When I returned from Boston to Omaha, it took only a few days of being back to feel the heaviness disappear. Like a shroud being drawn back from my face, I felt like a person for the first time in a long time. Not some marionette. At some point, driving on the interstate, I made the decision to not talk about my time in Boston, to put it away, to keep to myself. To not have to face those things or those people or those moments that I regreted. I wanted to believe, I still do, that I regret nothing. But that’s not true. I regret things. I don’t hate them or fret about them, but I am not quite ready to profit from them either. I’m not quite ready to reunite that section of time with the rest of my life. Like the missing link between the truth and the fairy tale, I’m not ready to start connecting the dots.

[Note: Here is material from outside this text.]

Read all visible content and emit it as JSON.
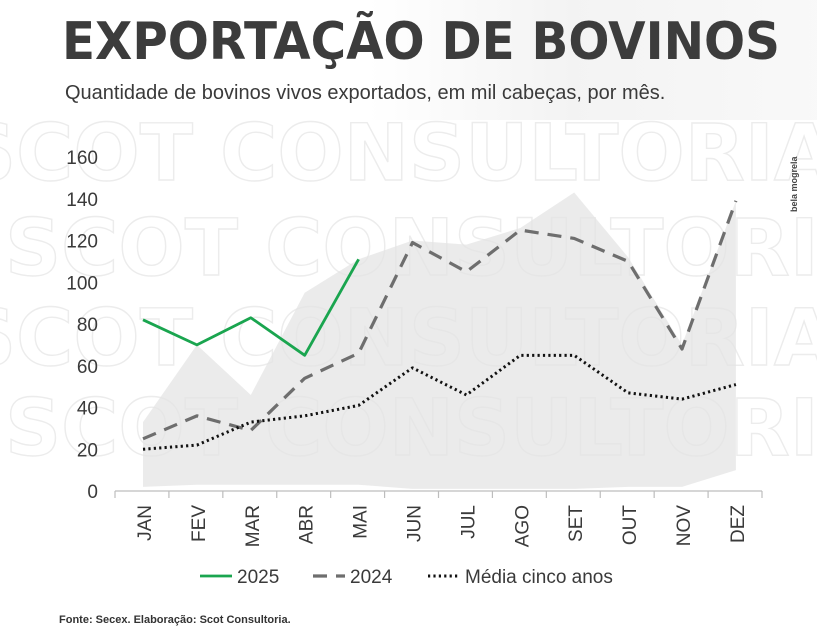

Some CDs, including Mer de Noms disappeared into boxes under my bed, recalling moments and time that I had no interest in returning to. It took me several years before I could listen to POE again, and even to this day the emotion it welled up inside of me is no longer there. Music is the great emotional memory of every person in the world. Hearing a song can take us back to a moment, back to a person or a time or a thing that is potent. An anchor in time. A Perfect Circle takes me right back to my bedroom, draped across my bed, emotions welling, mind racing, a new persona roaring out of the gloam.
Yesterday I placed 3 Libras on my iPod play list. Reluctantly. Like a ticking time bomb. Hitting shuffle, I never know when it’ll appear or if I’ll listen to the whole thing before a shaking finger pushes the next button. I have a sinking feeling this was a bad idea. Knowing that it’s there, waiting to be heard. One out of 204 songs could unlock it all. Damn it.